For part A, it is asking you to write the equation for the heat formation of C2H6. The heat formation (also called the enthalpy of formation) is the change in enthalpy when one mole of a substance is formed from its elements in their standard states. In this case, you need to write the balanced equation that represents the formation of C2H6 from its elements in their standard states.

The equation for the heat formation of C2H6 can be written as follows:

C2H2(g) + 3H2(g) --> C2H6(g)

In this equation, C2H2(g) and H2(g) are the elements in their standard states, and C2H6(g) is the substance being formed.

For part B, you need to calculate the enthalpy of reaction for the given equation. The enthalpy of reaction (also called the heat of reaction or ΔH) is the change in enthalpy for a chemical reaction. It represents the difference in energy between the reactants and the products.

To determine the enthalpy of reaction, you need to use the enthalpy values given for C2H2(g) and C2H6(g).

ΔH = Σ(ΔHf(products)) - Σ(ΔHf(reactants))

ΔH = [-84.7 kj/mol] - [226.7 kj/mol + 2(0)]

ΔH = -84.7 kj/mol - 226.7 kj/mol

ΔH = -311.4 kj/mol

The enthalpy of reaction for the given equation is -311.4 kj/mol. This means that the reaction is exothermic, as indicated by the negative sign.

For part a, you are being asked to write the equation for the heat formation (also known as heat of formation) of C2H6.

The heat of formation of a compound is the change in enthalpy when one mole of the compound is formed from its constituent elements in their standard states.

In this case, C2H6 is formed from its constituent elements C2H2 and H2. Therefore, the equation for the heat formation of C2H6 can be written as:

(1/2)C2H2(g) + H2(g) → C2H6(g)

Note that the coefficient of C2H2 is (1/2) because the standard enthalpy change given for C2H2 is in kilojoules per mole, and the equation is balanced in terms of moles.

Moving on to part b, you are asked to determine the enthalpy of reaction for the given equation:

C2H2(g) + 2H2(g) → C2H6(g)

To find the enthalpy of reaction, you need to consider the difference in enthalpy between the products and the reactants.
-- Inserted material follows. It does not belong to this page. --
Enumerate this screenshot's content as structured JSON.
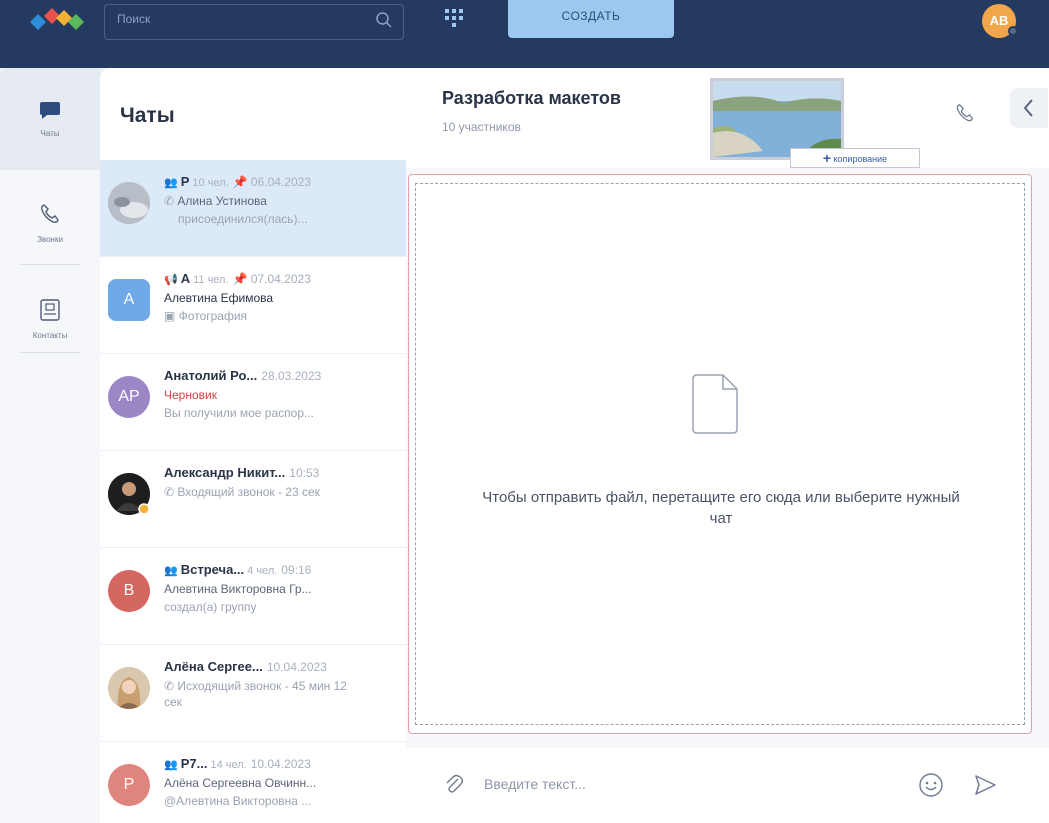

The given enthalpy values are in kilojoules per mole and represent the change in enthalpy for each substance involved.

To determine the enthalpy of reaction, you need to calculate the sum of the enthalpy of the products minus the sum of the enthalpy of the reactants:

Enthalpy of reaction = [Enthalpy of C2H6(g)] - [Enthalpy of C2H2(g) + Enthalpy of H2(g) + Enthalpy of H2(g)]

Enthalpy of reaction = [-84.7 kj/mol] - [226.7 kj/mol + 2(0 kj/mol)]

Enthalpy of reaction = -84.7 kj/mol - 226.7 kj/mol

Enthalpy of reaction = -311.4 kj/mol

Therefore, the enthalpy of reaction for the given equation is -311.4 kilojoules per mole.